Commerzbank AG, Germany’s second-biggest bank, slid in Frankfurt trading after newspaper Handelsblatt said the company will sell shares in a 2.5 billion-euro ($3.25 billion) capital increase this week.
The stock fell 4.7 percent to 9.94 euros at the close of trading, the biggest decline in two months. That extended losses this year to 31 percent, the most among 40 firms on the Bloomberg Europe Banks and Financial Services Index.
Commerzbank will sell the shares in the rights offering tomorrow or May 15 and grant a discount of about 35 percent, Handelsblatt reported yesterday, citing people in the finance industry that it didn’t identify. Karsten Swoboda, a spokesman for the Frankfurt-based bank, declined to comment. Commerzbank originally announced the plan in March.
“There is pressure on the stock,” Ingo Frommen, an analyst with Landesbank Baden-Wuerttemberg who has a hold recommendation on the shares, said by telephone from Stuttgart, Germany. “Some investors probably won’t boost their holdings and we may not see the low point for the stock until the middle of the subscription period.”
Commerzbank, wracked by financial troubles including failed shipping businesses, is carrying out its fifth capital increase in four years.

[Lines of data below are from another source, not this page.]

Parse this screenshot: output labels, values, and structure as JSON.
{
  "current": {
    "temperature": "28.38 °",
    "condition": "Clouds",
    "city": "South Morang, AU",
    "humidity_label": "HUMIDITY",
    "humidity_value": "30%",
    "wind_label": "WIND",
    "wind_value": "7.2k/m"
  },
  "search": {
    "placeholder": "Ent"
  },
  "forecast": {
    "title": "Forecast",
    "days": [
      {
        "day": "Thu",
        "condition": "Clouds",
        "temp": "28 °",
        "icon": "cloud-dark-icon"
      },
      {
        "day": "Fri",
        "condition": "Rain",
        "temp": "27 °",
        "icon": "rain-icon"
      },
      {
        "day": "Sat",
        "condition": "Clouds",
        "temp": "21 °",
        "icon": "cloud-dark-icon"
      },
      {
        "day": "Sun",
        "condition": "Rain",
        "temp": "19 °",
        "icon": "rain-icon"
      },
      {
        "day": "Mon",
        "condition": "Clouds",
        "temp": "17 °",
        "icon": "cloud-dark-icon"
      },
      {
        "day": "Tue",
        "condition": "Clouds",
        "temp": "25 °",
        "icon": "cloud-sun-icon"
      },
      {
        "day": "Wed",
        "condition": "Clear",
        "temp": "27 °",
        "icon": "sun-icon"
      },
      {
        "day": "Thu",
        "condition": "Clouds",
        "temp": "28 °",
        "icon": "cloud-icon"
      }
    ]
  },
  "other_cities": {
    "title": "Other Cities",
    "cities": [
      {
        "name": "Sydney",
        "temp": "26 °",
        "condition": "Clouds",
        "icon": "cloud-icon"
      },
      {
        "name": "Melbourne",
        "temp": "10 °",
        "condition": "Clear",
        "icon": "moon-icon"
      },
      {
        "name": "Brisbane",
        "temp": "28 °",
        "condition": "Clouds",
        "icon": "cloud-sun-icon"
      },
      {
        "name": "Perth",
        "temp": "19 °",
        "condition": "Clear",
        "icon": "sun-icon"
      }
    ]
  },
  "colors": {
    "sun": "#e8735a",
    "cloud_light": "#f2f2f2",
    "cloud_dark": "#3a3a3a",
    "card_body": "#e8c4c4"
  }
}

Its shares have declined 94 percent since September 2008, the most among financial companies in Europe outside Ireland and Greece. The company got an 18.2 billion-euro government bailout in 2009 and is also eliminating staff and winding down unprofitable assets.
The bank said last month that it will offer the stock by the start of June after reducing the number of shares to 583 million from 5.83 billion in a reverse share split.
Commerzbank wants to sell the shares this week to take advantage of record highs on stock markets, Handelsblatt reported.
Angry shareholders criticized Chief Executive Officer Martin Blessing at an annual general meeting last month, saying wrong decisions by the bank meant their investments had all but evaporated. Several called on the management to resign.
Blessing’s predecessor Klaus-Peter Mueller, who made investments in property and shipping that later turned sour, is chairman of the bank’s supervisory board, responsible for overseeing operations and appointing executive board members.